Over the course of a century, DuPont was alleged to have dumped 100 million pounds of toxic chemicals into waterways in New Jersey and Delaware from its Chambers Works plant near Carneys Point Township, New Jersey. The property was transferred to Chemours in the corporate spin-off in July 2015. In 2016, Carneys Point Township, New Jersey initiated a $1.1 billion lawsuit against DuPont and Chemours, accusing DuPont of completing the corporate spin-off of Chambers Works into Chemours without first remediating the property as required by law.

In July 2021, Chemours, along with Corteva and DuPont, agreed to a $50 million settlement with Delaware. Chemours's share of the settlement was 50%.

In June 2023, Chemours, along with Corteva and DuPont, agreed to pay $1.2 billion in a national settlement to resolve all PFAS-related drinking water claims.
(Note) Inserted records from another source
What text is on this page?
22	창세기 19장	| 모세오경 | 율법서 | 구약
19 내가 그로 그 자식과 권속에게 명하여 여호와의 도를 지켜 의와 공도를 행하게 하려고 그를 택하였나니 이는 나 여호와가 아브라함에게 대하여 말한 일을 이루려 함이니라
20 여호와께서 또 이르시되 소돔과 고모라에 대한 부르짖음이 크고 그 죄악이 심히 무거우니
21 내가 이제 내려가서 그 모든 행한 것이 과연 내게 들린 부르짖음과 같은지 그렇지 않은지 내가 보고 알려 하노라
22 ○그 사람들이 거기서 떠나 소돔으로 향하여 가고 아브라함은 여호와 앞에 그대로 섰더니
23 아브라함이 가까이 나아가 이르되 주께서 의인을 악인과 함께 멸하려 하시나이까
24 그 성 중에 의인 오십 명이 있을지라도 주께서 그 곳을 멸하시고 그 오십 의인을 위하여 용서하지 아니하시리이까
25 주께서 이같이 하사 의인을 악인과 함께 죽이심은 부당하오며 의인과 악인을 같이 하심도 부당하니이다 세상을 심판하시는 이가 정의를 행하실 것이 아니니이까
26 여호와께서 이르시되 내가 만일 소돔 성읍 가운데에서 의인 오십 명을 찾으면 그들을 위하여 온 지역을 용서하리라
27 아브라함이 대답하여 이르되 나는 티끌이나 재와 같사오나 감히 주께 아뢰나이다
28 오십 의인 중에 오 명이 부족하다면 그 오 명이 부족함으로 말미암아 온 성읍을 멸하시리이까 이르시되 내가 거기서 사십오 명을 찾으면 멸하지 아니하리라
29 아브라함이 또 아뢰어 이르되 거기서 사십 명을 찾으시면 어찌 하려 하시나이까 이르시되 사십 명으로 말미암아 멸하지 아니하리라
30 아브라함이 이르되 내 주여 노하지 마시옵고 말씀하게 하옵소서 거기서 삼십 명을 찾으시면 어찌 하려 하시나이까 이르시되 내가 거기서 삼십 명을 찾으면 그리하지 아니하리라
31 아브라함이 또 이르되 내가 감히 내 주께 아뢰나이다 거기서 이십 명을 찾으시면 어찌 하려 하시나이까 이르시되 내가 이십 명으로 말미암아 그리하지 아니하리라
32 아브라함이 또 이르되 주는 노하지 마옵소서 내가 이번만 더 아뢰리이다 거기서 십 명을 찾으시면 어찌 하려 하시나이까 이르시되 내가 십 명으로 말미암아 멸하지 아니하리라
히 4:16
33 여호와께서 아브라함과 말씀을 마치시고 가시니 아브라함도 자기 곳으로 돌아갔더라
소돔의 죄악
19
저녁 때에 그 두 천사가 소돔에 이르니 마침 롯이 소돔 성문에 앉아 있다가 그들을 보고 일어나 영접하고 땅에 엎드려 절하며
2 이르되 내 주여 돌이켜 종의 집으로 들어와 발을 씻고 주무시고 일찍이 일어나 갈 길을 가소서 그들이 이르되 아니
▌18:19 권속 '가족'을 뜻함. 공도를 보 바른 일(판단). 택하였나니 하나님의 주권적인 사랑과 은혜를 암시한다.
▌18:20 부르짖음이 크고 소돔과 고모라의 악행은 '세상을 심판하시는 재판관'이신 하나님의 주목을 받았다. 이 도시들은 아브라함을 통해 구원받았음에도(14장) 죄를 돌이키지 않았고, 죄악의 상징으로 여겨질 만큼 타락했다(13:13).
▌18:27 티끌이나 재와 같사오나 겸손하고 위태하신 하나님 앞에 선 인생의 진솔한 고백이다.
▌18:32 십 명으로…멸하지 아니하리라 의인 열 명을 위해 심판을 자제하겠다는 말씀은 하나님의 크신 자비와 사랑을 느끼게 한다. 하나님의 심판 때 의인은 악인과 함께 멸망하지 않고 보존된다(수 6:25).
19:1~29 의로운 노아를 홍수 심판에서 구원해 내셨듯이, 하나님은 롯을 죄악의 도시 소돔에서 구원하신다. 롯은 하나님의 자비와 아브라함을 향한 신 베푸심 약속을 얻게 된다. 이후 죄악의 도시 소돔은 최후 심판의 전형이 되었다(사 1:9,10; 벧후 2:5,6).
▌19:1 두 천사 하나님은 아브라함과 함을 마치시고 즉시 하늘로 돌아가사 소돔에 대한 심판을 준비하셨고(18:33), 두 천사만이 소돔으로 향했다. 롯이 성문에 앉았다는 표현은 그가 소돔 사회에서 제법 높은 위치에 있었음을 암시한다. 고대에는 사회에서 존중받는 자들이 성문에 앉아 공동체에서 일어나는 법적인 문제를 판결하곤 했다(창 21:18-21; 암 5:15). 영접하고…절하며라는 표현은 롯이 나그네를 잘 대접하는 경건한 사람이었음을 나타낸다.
Chemours's share of the settlement was 50%.

In November 2023, Chemours, along with Corteva and DuPont, agreed to a $110 million settlement with Ohio regarding PFAS-related claims, primarily from Washington Works. Chemours's share of the settlement was 50%.

In August 2025, Chemours, along with Corteva and DuPont, agreed to a $2 billion settlement with New Jersey to clean up 4 sites in New Jersey, including 2 industrial sites that discharged PFAS: Parlin and Chambers Works, as well as a shuttered munitions production plant in Pompton Lakes, New Jersey, and a facility that manufactured dynamite in Parlin, New Jersey. The settlement includes an $875 million payment to New Jersey and establishment of a $1.2 billion fund to clean up the 4 sites. Chemours's share of the settlement was 50%.